核心概念
Decision-estimation coefficients optimize exploration-exploitation trade-offs in sequential decision-making.
要約
The content discusses regret minimization in sequential decision-making, focusing on saddle point optimization. It introduces the decision-estimation coefficient (DEC) and its variants, such as the average-constrained DEC. The algorithm ANYTIME-E2D is presented, optimizing the DEC online for structured observations. Connections to information ratio and decoupling coefficient are explored, along with empirical results on linear bandits. Computational aspects and upper bounds are discussed, emphasizing practical implementations.
-
Introduction
- Regret minimization is crucial in bandits and reinforcement learning.
- Balancing exploration-exploitation trade-off is key in sequential decision-making.
-
Regret Minimization via Saddle-Point Optimization
- Sample complexity of regret minimization characterized by min-max programs.
- Decision-estimation coefficient (DEC) optimizes exploration-exploitation trade-off.
- Introduction of ANYTIME-E2D algorithm for practical implementation.
-
Related Work
- Various approaches to regret minimization in bandits and reinforcement learning.
- Saddle-point problem utilized for optimal regret bounds.
-
Setting
- Decision-making problem defined with compact decision space Π and observation space O.
- Models associated with reward functions and observation distributions considered.
-
Regret Minimization via Saddle-Point Optimization
- Learner aims to minimize gap between decisions under true model f∗.
- Information function used to quantify statistical evidence against models g ≠ f∗.
-
The Decision-Estimation Coefficient
- DEC introduced as a min-max game between learner and environment.

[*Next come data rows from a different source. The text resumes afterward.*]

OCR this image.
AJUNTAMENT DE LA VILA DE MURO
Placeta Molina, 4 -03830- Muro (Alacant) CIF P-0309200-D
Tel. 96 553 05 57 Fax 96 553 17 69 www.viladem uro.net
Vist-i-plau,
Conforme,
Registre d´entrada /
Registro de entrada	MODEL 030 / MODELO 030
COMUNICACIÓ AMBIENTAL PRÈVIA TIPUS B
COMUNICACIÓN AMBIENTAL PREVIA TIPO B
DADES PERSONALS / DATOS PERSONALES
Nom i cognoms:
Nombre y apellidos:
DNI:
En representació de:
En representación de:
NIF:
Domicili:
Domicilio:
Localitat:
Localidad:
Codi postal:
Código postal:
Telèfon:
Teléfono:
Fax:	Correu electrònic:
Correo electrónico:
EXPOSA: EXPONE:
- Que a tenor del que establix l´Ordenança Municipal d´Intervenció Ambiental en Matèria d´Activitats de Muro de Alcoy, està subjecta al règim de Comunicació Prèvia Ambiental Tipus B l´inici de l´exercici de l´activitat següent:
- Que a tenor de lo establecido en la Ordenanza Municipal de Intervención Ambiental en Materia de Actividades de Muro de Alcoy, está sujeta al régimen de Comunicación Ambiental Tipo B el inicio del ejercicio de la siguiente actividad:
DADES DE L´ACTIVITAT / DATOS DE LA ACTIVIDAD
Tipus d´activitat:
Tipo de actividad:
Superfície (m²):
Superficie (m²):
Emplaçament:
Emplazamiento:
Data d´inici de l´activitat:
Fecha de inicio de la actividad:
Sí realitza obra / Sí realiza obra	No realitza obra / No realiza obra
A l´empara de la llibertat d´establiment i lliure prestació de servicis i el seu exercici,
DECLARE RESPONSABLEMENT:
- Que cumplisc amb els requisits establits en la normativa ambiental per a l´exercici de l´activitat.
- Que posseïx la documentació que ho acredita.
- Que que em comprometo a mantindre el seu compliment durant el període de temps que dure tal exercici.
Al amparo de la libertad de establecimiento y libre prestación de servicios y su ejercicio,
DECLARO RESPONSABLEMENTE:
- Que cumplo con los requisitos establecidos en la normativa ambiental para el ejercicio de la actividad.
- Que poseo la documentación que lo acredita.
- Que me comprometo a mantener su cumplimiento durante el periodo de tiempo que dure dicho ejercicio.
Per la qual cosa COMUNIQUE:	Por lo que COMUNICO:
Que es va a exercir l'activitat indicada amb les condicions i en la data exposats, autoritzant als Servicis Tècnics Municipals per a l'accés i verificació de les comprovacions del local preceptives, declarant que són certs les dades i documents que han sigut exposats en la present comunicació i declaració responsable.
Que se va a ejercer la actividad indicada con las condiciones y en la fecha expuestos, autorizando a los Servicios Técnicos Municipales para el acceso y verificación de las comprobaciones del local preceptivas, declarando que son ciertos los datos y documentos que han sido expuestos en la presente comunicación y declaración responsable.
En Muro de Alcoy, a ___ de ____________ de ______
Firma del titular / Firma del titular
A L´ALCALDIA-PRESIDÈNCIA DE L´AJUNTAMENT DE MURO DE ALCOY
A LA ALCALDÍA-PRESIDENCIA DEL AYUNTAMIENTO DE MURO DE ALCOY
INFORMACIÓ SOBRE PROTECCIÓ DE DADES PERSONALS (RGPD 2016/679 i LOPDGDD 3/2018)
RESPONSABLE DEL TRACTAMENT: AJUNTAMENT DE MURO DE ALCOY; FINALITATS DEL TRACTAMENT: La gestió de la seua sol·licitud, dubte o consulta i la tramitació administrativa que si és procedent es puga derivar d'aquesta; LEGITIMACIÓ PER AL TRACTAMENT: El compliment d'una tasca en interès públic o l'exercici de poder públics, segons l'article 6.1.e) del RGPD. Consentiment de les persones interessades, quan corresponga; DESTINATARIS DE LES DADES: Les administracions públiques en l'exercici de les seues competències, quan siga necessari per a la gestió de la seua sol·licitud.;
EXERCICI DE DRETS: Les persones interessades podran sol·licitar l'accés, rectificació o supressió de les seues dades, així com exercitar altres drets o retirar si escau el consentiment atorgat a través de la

- Constrained DEC parametrized via confidence radius ϵ for online optimization.
-
Anytime Estimation-To-Decisions (Anytime-E2D)
- E2D algorithm leverages average-constrained DEC for decision-making.
- Regret bounds derived based on estimation error and worst-case DEC.
-
Certifying Upper Bounds
- Information ratio and decoupling coefficient used to bound decision-estimation coefficients.
-
Application to Linear Feedback Models
- Improved regret bounds demonstrated for linear bandits with side-observations.
- Incremental scheme proposed for iterative computation of sampling distribution.
-
Conclusion
- ANYTIME-E2D algorithm enhances regret minimization through structured observations.
- Implementation details provided for finite and linear model classes.
統計
"By reparametrizing the offset DEC with the confidence radius..."
"The learner’s objective is to collect as much reward as possible..."
"The literature studies regret minimization for various objectives..."
引用
"In other words, a learner will inevitably face the exploration-exploitation trade-off where it must balance collecting rewards and collecting information."